На следующий день после Покрова Богородицы отец Иринарх давно решил навестить своего старого друга отца Алексия, священника села Сергиев Починок, что находится в пятнадцати километрах от его Константинова на берегу Волги. Поскольку дорога была неблизкая, он, отслужив заутреню, заходить домой не стал и пошел к Алексию как был – в рясе и с крестом. Удобнее всего идти в Сергиев Починок было сначала по насыпи недавно построенного канала Волга – Москва, там шла удобная дорога, а где канал соединялся с рекой – повернуть направо и еще шесть верст, теперь уже по берегу Волги. Так он и пошел, но еще километра за три до первого шлюза услышал сливающееся в единый гул мычанье, такое горькое и безнадежное, что его едва можно было выдержать. Он сперва не понял, что это и даже откуда идет этот вой, но потом догадался, что мычит скотина, которую как раз в это время возят по новому каналу в Москву на убой. Подойдя ближе, он увидел сотни и сотни бычков и телиц, толпящихся на палубе старой баржи. Они были измучены и изнурены, видно было, что по крайней мере несколько дней их не кормили и даже не поили.

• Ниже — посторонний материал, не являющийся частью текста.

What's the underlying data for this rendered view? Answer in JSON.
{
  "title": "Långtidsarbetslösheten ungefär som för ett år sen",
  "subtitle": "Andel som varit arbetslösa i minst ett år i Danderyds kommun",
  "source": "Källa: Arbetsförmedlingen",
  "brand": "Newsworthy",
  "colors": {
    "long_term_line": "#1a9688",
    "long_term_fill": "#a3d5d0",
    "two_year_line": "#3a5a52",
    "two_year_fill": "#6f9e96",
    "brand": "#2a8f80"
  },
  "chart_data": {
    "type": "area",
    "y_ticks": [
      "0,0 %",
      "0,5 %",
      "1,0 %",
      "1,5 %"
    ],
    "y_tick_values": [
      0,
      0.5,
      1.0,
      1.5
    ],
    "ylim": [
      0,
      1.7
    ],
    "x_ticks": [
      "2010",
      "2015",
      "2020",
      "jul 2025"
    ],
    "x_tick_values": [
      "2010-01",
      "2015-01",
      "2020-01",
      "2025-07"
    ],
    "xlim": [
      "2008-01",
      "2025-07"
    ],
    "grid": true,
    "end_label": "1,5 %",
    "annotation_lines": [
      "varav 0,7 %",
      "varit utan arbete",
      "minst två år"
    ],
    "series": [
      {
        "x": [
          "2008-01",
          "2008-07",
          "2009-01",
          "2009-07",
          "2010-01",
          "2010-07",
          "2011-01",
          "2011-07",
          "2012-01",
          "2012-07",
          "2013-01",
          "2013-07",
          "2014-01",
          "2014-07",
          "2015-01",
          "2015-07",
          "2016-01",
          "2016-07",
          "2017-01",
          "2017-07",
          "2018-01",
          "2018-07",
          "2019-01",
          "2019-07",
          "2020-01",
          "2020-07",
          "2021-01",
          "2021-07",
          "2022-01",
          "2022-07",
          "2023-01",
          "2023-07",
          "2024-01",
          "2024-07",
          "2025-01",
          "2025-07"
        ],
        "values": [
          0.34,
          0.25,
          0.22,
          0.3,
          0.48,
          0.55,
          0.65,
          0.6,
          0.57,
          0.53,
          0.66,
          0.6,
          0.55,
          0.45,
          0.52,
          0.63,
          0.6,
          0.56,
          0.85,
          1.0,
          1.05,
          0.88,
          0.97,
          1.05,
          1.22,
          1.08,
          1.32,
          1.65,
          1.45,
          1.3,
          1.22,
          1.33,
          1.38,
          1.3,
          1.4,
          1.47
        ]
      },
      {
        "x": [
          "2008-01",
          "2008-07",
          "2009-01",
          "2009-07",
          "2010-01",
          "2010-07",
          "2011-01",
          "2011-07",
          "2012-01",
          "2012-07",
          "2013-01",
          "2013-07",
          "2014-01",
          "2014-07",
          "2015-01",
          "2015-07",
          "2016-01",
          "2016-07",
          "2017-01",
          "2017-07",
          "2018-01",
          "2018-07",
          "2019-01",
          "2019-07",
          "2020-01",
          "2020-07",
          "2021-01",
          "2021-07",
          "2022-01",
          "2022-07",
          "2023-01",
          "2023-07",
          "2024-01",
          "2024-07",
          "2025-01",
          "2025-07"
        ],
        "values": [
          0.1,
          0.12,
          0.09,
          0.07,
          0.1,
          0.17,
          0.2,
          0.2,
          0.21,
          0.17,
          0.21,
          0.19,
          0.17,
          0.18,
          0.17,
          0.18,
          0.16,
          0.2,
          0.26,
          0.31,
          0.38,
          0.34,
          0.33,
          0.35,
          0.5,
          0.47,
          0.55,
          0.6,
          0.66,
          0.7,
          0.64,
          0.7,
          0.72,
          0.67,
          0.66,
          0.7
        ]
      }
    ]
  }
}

Здесь, рядом, вой их был таков, что он, отец Иринарх, много чего в жизни повидавший, ничего страшнее упомнить не мог. Возле него, облокотясь на перила парапета, стоял механик, управляющий шлюзом, которого он спросил, почему баржи застряли и почему скот никто не накормит и не напоит. Тот ответил, что кормить скот – не его дело, шлюз же не работает, потому что из-за аварии на станции четвертый день нет электричества. Сейчас то же самое и на других шлюзах, и на многих волжских пристанях на подходе к каналу – везде застряли баржи со скотом, который везут в Москву с низовий Волги из казахстанских и астраханских степей. В это время каждый год так: мясо нужно и чтобы порадовать народ на Октябрьские праздники, и чтобы заложить в холодильники на зиму, а сейчас еще делают запасы на случай войны.
"Вы, – добавил механик, – жалеете скотину, потому что она орет благим матом, а из Москвы ждет шлюза тройка других барж. Там тоже все не кормлены и не поены, но они тихие, с зэками".